Un po' di mito

 

Diòniso

Presto identificato col latino Bacco, Diòniso fu venerato, originariamente, sotto la forma d'un albero di edera. Successivamente, esso fu raffigurato in un giovane dalla florida barba, coronato di edera e di pampini, al quale, poi, si aggiunsero una pelle di lince o di leopardo, gettata sulle spalle, e gioielli femminili, fra la chioma fluente e prolissa. I suoi simboli erano la tazza e il tirso; gli alberi che gli erano consacrati, oltre alla vite e all'edera, erano il fico e la quercia. Il culto di Diòniso si mescolò, col tempo, con quello di Demetra, divinità della vegetazione, e con quello di Apollo, per la comune prerogativa della divinazione e dell'ispirazione poetica.

I Romani lo onoravano sotto il duplice nome di Bacco e di Libero.

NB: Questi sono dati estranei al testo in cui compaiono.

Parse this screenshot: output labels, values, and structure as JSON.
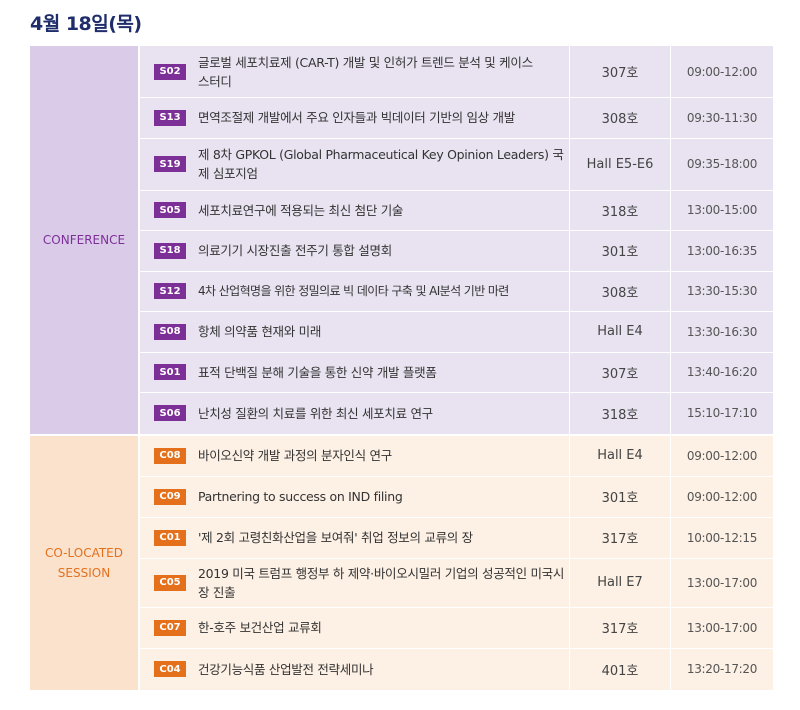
{
  "page": {
    "title": "4월 18일(목)"
  },
  "sections": [
    {
      "label": "CONFERENCE",
      "accent": "#7d2f98",
      "rows": [
        {
          "code": "S02",
          "title": "글로벌 세포치료제 (CAR-T) 개발 및 인허가 트렌드 분석 및 케이스 스터디",
          "room": "307호",
          "time": "09:00-12:00"
        },
        {
          "code": "S13",
          "title": "면역조절제 개발에서 주요 인자들과 빅데이터 기반의 임상 개발",
          "room": "308호",
          "time": "09:30-11:30"
        },
        {
          "code": "S19",
          "title": "제 8차 GPKOL (Global Pharmaceutical Key Opinion Leaders) 국제 심포지엄",
          "room": "Hall E5-E6",
          "time": "09:35-18:00"
        },
        {
          "code": "S05",
          "title": "세포치료연구에 적용되는 최신 첨단 기술",
          "room": "318호",
          "time": "13:00-15:00"
        },
        {
          "code": "S18",
          "title": "의료기기 시장진출 전주기 통합 설명회",
          "room": "301호",
          "time": "13:00-16:35"
        },
        {
          "code": "S12",
          "title": "4차 산업혁명을 위한 정밀의료 빅 데이타 구축 및 AI분석 기반 마련",
          "room": "308호",
          "time": "13:30-15:30"
        },
        {
          "code": "S08",
          "title": "항체 의약품 현재와 미래",
          "room": "Hall E4",
          "time": "13:30-16:30"
        },
        {
          "code": "S01",
          "title": "표적 단백질 분해 기술을 통한 신약 개발 플랫폼",
          "room": "307호",
          "time": "13:40-16:20"
        },
        {
          "code": "S06",
          "title": "난치성 질환의 치료를 위한 최신 세포치료 연구",
          "room": "318호",
          "time": "15:10-17:10"
        }
      ]
    },
    {
      "label": "CO-LOCATED SESSION",
      "accent": "#e4701c",
      "rows": [
        {
          "code": "C08",
          "title": "바이오신약 개발 과정의 분자인식 연구",
          "room": "Hall E4",
          "time": "09:00-12:00"
        },
        {
          "code": "C09",
          "title": "Partnering to success on IND filing",
          "room": "301호",
          "time": "09:00-12:00"
        },
        {
          "code": "C01",
          "title": "'제 2회 고령친화산업을 보여줘' 취업 정보의 교류의 장",
          "room": "317호",
          "time": "10:00-12:15"
        },
        {
          "code": "C05",
          "title": "2019 미국 트럼프 행정부 하 제약·바이오시밀러 기업의 성공적인 미국시장 진출",
          "room": "Hall E7",
          "time": "13:00-17:00"
        },
        {
          "code": "C07",
          "title": "한-호주 보건산업 교류회",
          "room": "317호",
          "time": "13:00-17:00"
        },
        {
          "code": "C04",
          "title": "건강기능식품 산업발전 전략세미나",
          "room": "401호",
          "time": "13:20-17:20"
        }
      ]
    }
  ]
}
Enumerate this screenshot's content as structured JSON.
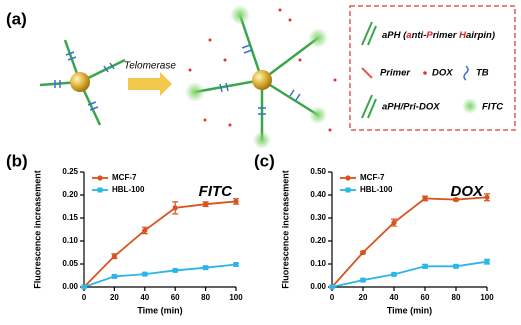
{
  "diagram": {
    "panel_label": "(a)",
    "arrow_label": "Telomerase",
    "legend": {
      "aph_parts": [
        "aPH (",
        "a",
        "nti-",
        "P",
        "rimer ",
        "H",
        "airpin)"
      ],
      "primer": "Primer",
      "dox": "DOX",
      "tb": "TB",
      "complex": "aPH/Pri-DOX",
      "fitc": "FITC"
    }
  },
  "chart_data": [
    {
      "type": "line",
      "label": "(b)",
      "annotation": "FITC",
      "x_label": "Time (min)",
      "y_label": "Fluorescence increasement",
      "x": [
        0,
        20,
        40,
        60,
        80,
        100
      ],
      "xlim": [
        0,
        100
      ],
      "xticks": [
        0,
        20,
        40,
        60,
        80,
        100
      ],
      "ylim": [
        0,
        0.25
      ],
      "yticks": [
        {
          "value": 0,
          "label": "0.00"
        },
        {
          "value": 0.05,
          "label": "0.05"
        },
        {
          "value": 0.1,
          "label": "0.10"
        },
        {
          "value": 0.15,
          "label": "0.15"
        },
        {
          "value": 0.2,
          "label": "0.20"
        },
        {
          "value": 0.25,
          "label": "0.25"
        }
      ],
      "series": [
        {
          "name": "MCF-7",
          "color": "#d9531e",
          "marker": "circle",
          "values": [
            0,
            0.067,
            0.123,
            0.172,
            0.18,
            0.186
          ],
          "errors": [
            0,
            0.005,
            0.007,
            0.013,
            0.005,
            0.006
          ]
        },
        {
          "name": "HBL-100",
          "color": "#2bb5e8",
          "marker": "square",
          "values": [
            0,
            0.023,
            0.028,
            0.036,
            0.042,
            0.049
          ],
          "errors": [
            0,
            0.002,
            0.002,
            0.002,
            0.003,
            0.003
          ]
        }
      ]
    },
    {
      "type": "line",
      "label": "(c)",
      "annotation": "DOX",
      "x_label": "Time (min)",
      "y_label": "Fluorescence increasement",
      "x": [
        0,
        20,
        40,
        60,
        80,
        100
      ],
      "xlim": [
        0,
        100
      ],
      "xticks": [
        0,
        20,
        40,
        60,
        80,
        100
      ],
      "ylim": [
        0,
        0.5
      ],
      "yticks": [
        {
          "value": 0,
          "label": "0.00"
        },
        {
          "value": 0.1,
          "label": "0.10"
        },
        {
          "value": 0.2,
          "label": "0.20"
        },
        {
          "value": 0.3,
          "label": "0.30"
        },
        {
          "value": 0.4,
          "label": "0.40"
        },
        {
          "value": 0.5,
          "label": "0.50"
        }
      ],
      "series": [
        {
          "name": "MCF-7",
          "color": "#d9531e",
          "marker": "circle",
          "values": [
            0,
            0.15,
            0.28,
            0.385,
            0.38,
            0.39
          ],
          "errors": [
            0,
            0.005,
            0.015,
            0.01,
            0.005,
            0.015
          ]
        },
        {
          "name": "HBL-100",
          "color": "#2bb5e8",
          "marker": "square",
          "values": [
            0,
            0.03,
            0.055,
            0.09,
            0.09,
            0.11
          ],
          "errors": [
            0,
            0.005,
            0.005,
            0.008,
            0.005,
            0.01
          ]
        }
      ]
    }
  ]
}
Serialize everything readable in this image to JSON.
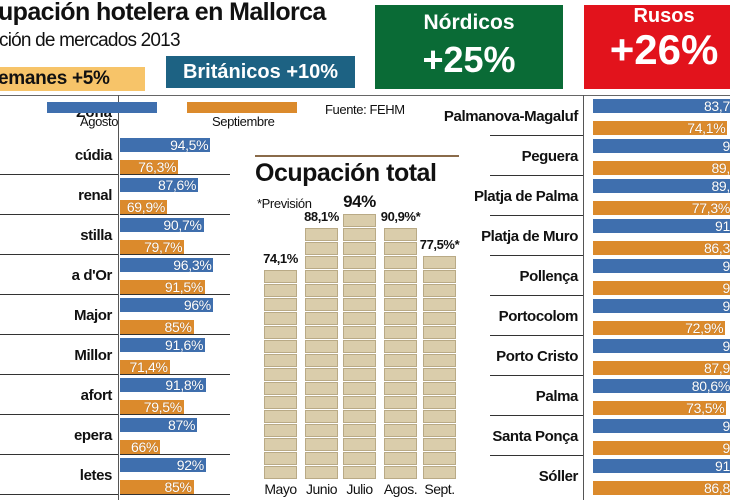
{
  "header": {
    "title": "upación hotelera en Mallorca",
    "subtitle": "ción de mercados 2013"
  },
  "markets": {
    "alemanes": "emanes +5%",
    "britanicos": "Británicos +10%",
    "nordicos_label": "Nórdicos",
    "nordicos_value": "+25%",
    "rusos_label": "Rusos",
    "rusos_value": "+26%"
  },
  "colors": {
    "agosto": "#3f6fae",
    "septiembre": "#db8a2c",
    "alemanes": "#f7c469",
    "britanicos": "#1d6283",
    "nordicos": "#0a6b36",
    "rusos": "#e2131c",
    "total_bar": "#dacdab"
  },
  "legend": {
    "zona": "Zona",
    "agosto": "Agosto",
    "septiembre": "Septiembre",
    "fuente": "Fuente: FEHM"
  },
  "chart_data": [
    {
      "type": "bar",
      "orientation": "horizontal",
      "categories": [
        "cúdia",
        "renal",
        "stilla",
        "a d'Or",
        "Major",
        "Millor",
        "afort",
        "epera",
        "letes"
      ],
      "series": [
        {
          "name": "Agosto",
          "values": [
            94.5,
            87.6,
            90.7,
            96.3,
            96,
            91.6,
            91.8,
            87,
            92
          ],
          "labels": [
            "94,5%",
            "87,6%",
            "90,7%",
            "96,3%",
            "96%",
            "91,6%",
            "91,8%",
            "87%",
            "92%"
          ]
        },
        {
          "name": "Septiembre",
          "values": [
            76.3,
            69.9,
            79.7,
            91.5,
            85,
            71.4,
            79.5,
            66,
            85
          ],
          "labels": [
            "76,3%",
            "69,9%",
            "79,7%",
            "91,5%",
            "85%",
            "71,4%",
            "79,5%",
            "66%",
            "85%"
          ]
        }
      ]
    },
    {
      "type": "bar",
      "orientation": "horizontal",
      "categories": [
        "Palmanova-Magaluf",
        "Peguera",
        "Platja de Palma",
        "Platja de Muro",
        "Pollença",
        "Portocolom",
        "Porto Cristo",
        "Palma",
        "Santa Ponça",
        "Sóller"
      ],
      "series": [
        {
          "name": "Agosto",
          "values": [
            83.7,
            null,
            89,
            91,
            null,
            null,
            null,
            80.6,
            null,
            91
          ],
          "labels": [
            "83,7",
            "9",
            "89,",
            "91",
            "9",
            "9",
            "9",
            "80,6%",
            "9",
            "91"
          ]
        },
        {
          "name": "Septiembre",
          "values": [
            74.1,
            89,
            77.3,
            86.3,
            null,
            72.9,
            87.9,
            73.5,
            null,
            86.8
          ],
          "labels": [
            "74,1%",
            "89,",
            "77,3%",
            "86,3",
            "9",
            "72,9%",
            "87,9",
            "73,5%",
            "9",
            "86,8"
          ]
        }
      ]
    },
    {
      "type": "bar",
      "title": "Ocupación total",
      "note": "*Previsión",
      "categories": [
        "Mayo",
        "Junio",
        "Julio",
        "Agos.",
        "Sept."
      ],
      "values": [
        74.1,
        88.1,
        94,
        90.9,
        77.5
      ],
      "labels": [
        "74,1%",
        "88,1%",
        "94%",
        "90,9%*",
        "77,5%*"
      ]
    }
  ]
}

Appena nato il piccolo Dioniso viene posto sotto le cure delle ninfe del monte Nisa, mentre a Sileno, un vecchio Satiro, viene affidato il compito di educarlo. Figlio di Semele e di Zeus, il giovane dio termina la propria gestazione nella coscia paterna a causa della "fulminea" e prematura morte della madre. Sotto la sua protezione sono poste le attività legate al ciclo annuale vitivinicolo, dall'impianto e cura delle vigne alla produzione e consumo del vino. L'ebbrezza trasgressiva e liberatoria a cui il vino può dare luogo gli attribuiscono potestà anche sul teatro: ispirati dal dio gli attori escono "fuori di sé" e si calano nei personaggi previsti dalla scena, interpretandone con verosimiglianza dialoghi e comportamenti.

 

Baccanali

Erano appunto le feste in onore di Bacco. I partecipanti si abbandonavano ad una allegria assai libera, scomposta e i licenziosa, ad imitazione delle feste dionisiache che la Grecia celebrava in onore di Dionisio. Le Baccanti, sacerdotesse del dio, vestite di una pelle di tigre, cinto il capo di una corona di edera e di tralci di vite, correvano, scapigliate, agitando torce ardenti e cantando in onore del dio.